"I am sorry, Miss Torrington, that you should have asked me such a question," he replied with a kind of gentle severity which might have led almost any hearer to think him in the right. "I had hoped that my ministry at Wrexhill, short as it has been, could not have left it a matter of doubt whether, in speaking of singing or prayer, I was in jest?"

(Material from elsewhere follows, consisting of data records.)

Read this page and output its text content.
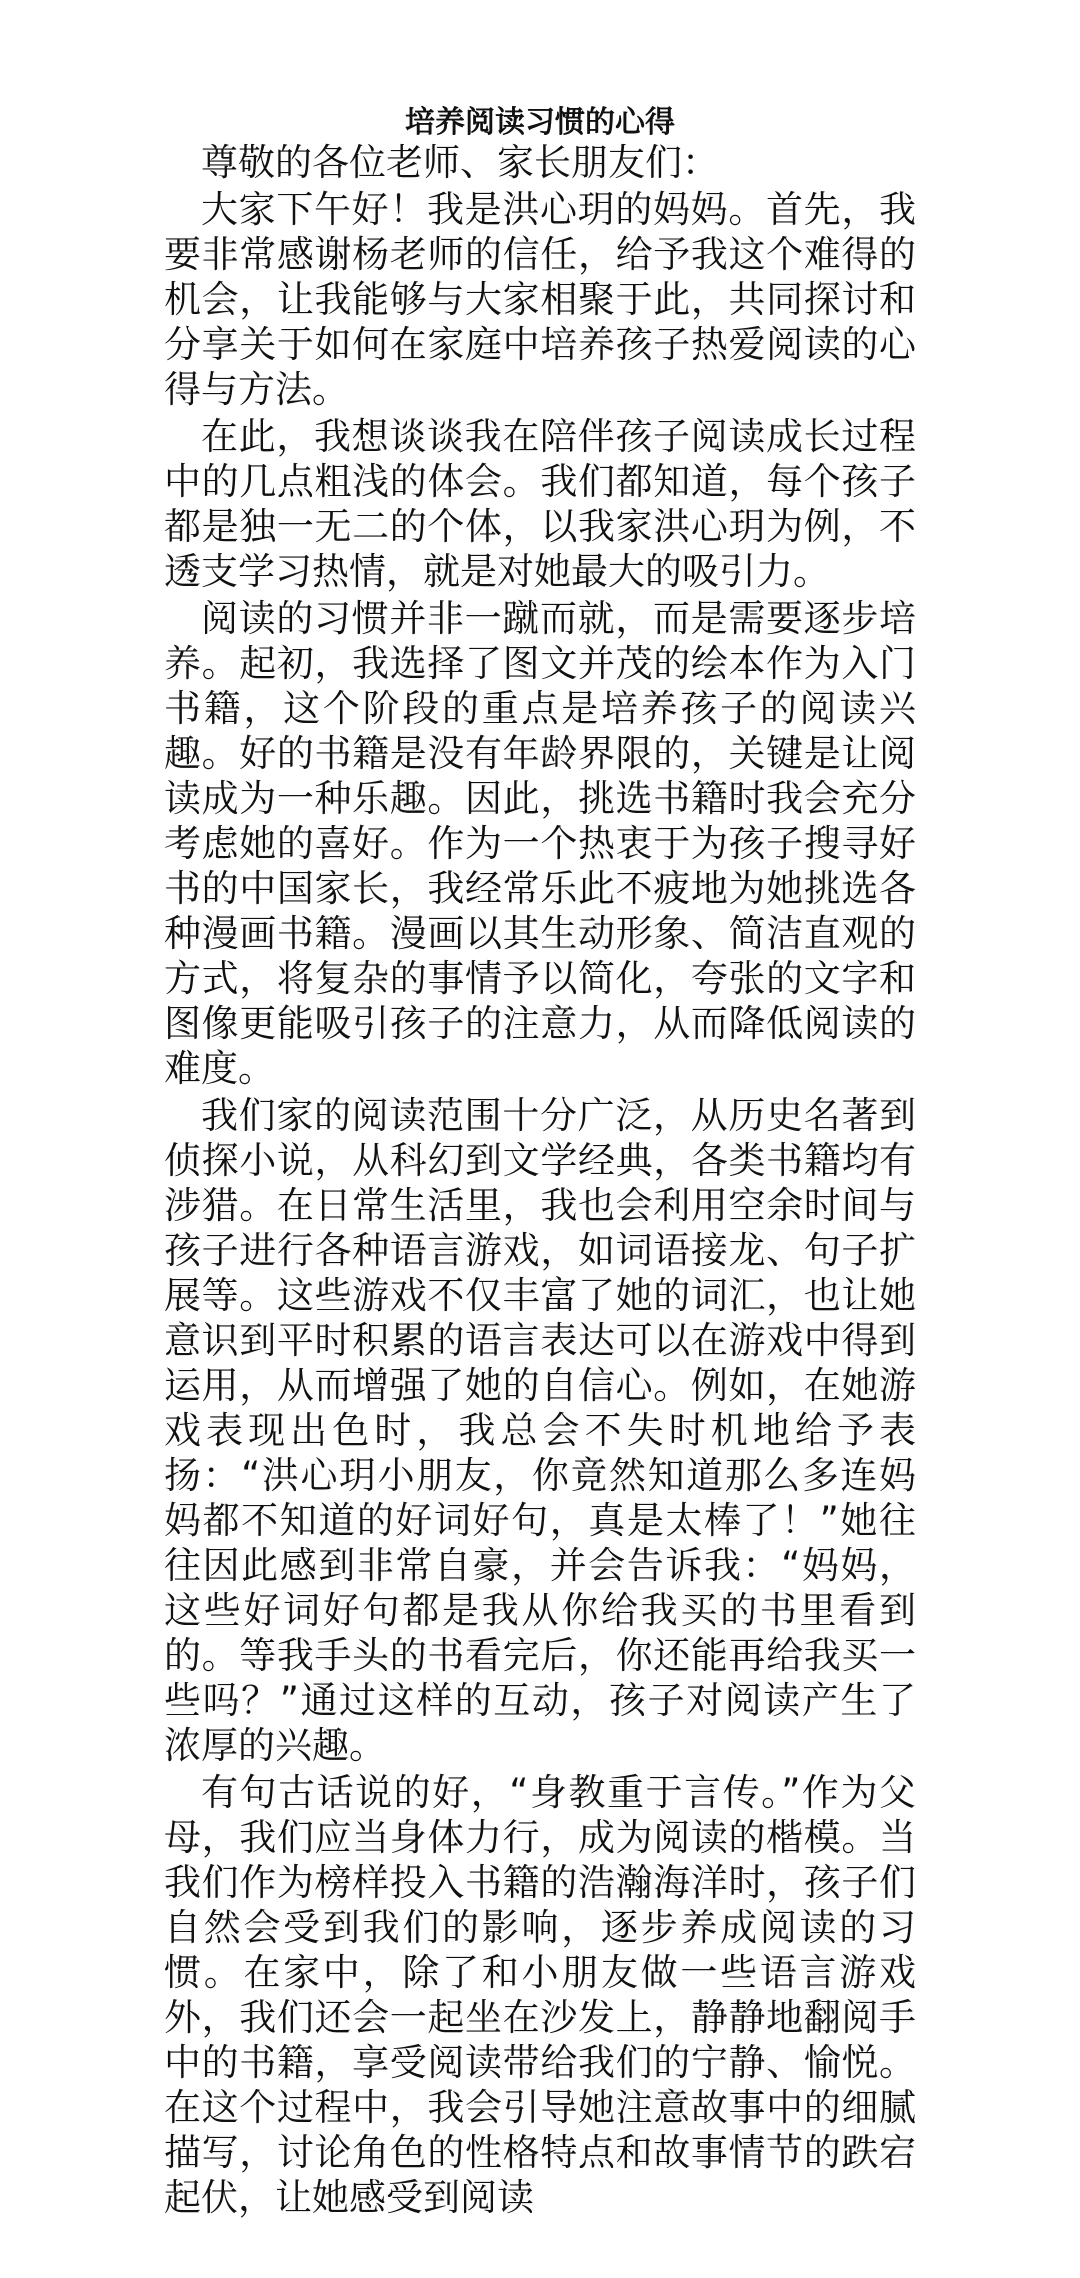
培养阅读习惯的心得

尊敬的各位老师、家长朋友们：

大家下午好！我是洪心玥的妈妈。首先，我要非常感谢杨老师的信任，给予我这个难得的机会，让我能够与大家相聚于此，共同探讨和分享关于如何在家庭中培养孩子热爱阅读的心得与方法。

在此，我想谈谈我在陪伴孩子阅读成长过程中的几点粗浅的体会。我们都知道，每个孩子都是独一无二的个体，以我家洪心玥为例，不透支学习热情，就是对她最大的吸引力。

阅读的习惯并非一蹴而就，而是需要逐步培养。起初，我选择了图文并茂的绘本作为入门书籍，这个阶段的重点是培养孩子的阅读兴趣。好的书籍是没有年龄界限的，关键是让阅读成为一种乐趣。因此，挑选书籍时我会充分考虑她的喜好。作为一个热衷于为孩子搜寻好书的中国家长，我经常乐此不疲地为她挑选各种漫画书籍。漫画以其生动形象、简洁直观的方式，将复杂的事情予以简化，夸张的文字和图像更能吸引孩子的注意力，从而降低阅读的难度。

我们家的阅读范围十分广泛，从历史名著到侦探小说，从科幻到文学经典，各类书籍均有涉猎。在日常生活里，我也会利用空余时间与孩子进行各种语言游戏，如词语接龙、句子扩展等。这些游戏不仅丰富了她的词汇，也让她意识到平时积累的语言表达可以在游戏中得到运用，从而增强了她的自信心。例如，在她游戏表现出色时，我总会不失时机地给予表扬：“洪心玥小朋友，你竟然知道那么多连妈妈都不知道的好词好句，真是太棒了！”她往往因此感到非常自豪，并会告诉我：“妈妈，这些好词好句都是我从你给我买的书里看到的。等我手头的书看完后，你还能再给我买一些吗？”通过这样的互动，孩子对阅读产生了浓厚的兴趣。

有句古话说的好，“身教重于言传。”作为父母，我们应当身体力行，成为阅读的楷模。当我们作为榜样投入书籍的浩瀚海洋时，孩子们自然会受到我们的影响，逐步养成阅读的习惯。在家中，除了和小朋友做一些语言游戏外，我们还会一起坐在沙发上，静静地翻阅手中的书籍，享受阅读带给我们的宁静、愉悦。在这个过程中，我会引导她注意故事中的细腻描写，讨论角色的性格特点和故事情节的跌宕起伏，让她感受到阅读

"Nevertheless, sir," rejoined Rosalind, "it does to me appear like a jest, and a very indecent one too, thus to imagine that an air long familiar to all as the vehicle of words as full of levity as of poetry can be on the sudden converted into an accompaniment to a solemn invocation to prayer—uttered, too, in the form of a vile parody."
"I think that a very few words may be able to prove to you the sophistry of such an argument," returned the vicar. "You will allow, I believe, that this air is very generally known to all classes.—Is it not so?"
Rosalind bowed her assent.
"Well, then, let me go a step farther, and ask whether the words originally set to this air are not likely to be recalled by hearing it?"
"Beyond all doubt."
"Now observe, Miss Torrington, that what you have been pleased to call levity and poetry, I, in my clerical capacity, denounce as indecent and obscene."
"Is that your reason for setting me to play it?" said Rosalind in a tone of anger.
"That question again, does not, I fear, argue an amiable and pious state of mind," replied Mr. Cartwright, appealing meekly with his eyes to the right and left. "It is to substitute other thoughts for those which the air has hitherto suggested that I conceive the singing this song, as it now stands, desirable."
"Might it not be as well to leave the air alone altogether?" said Rosalind.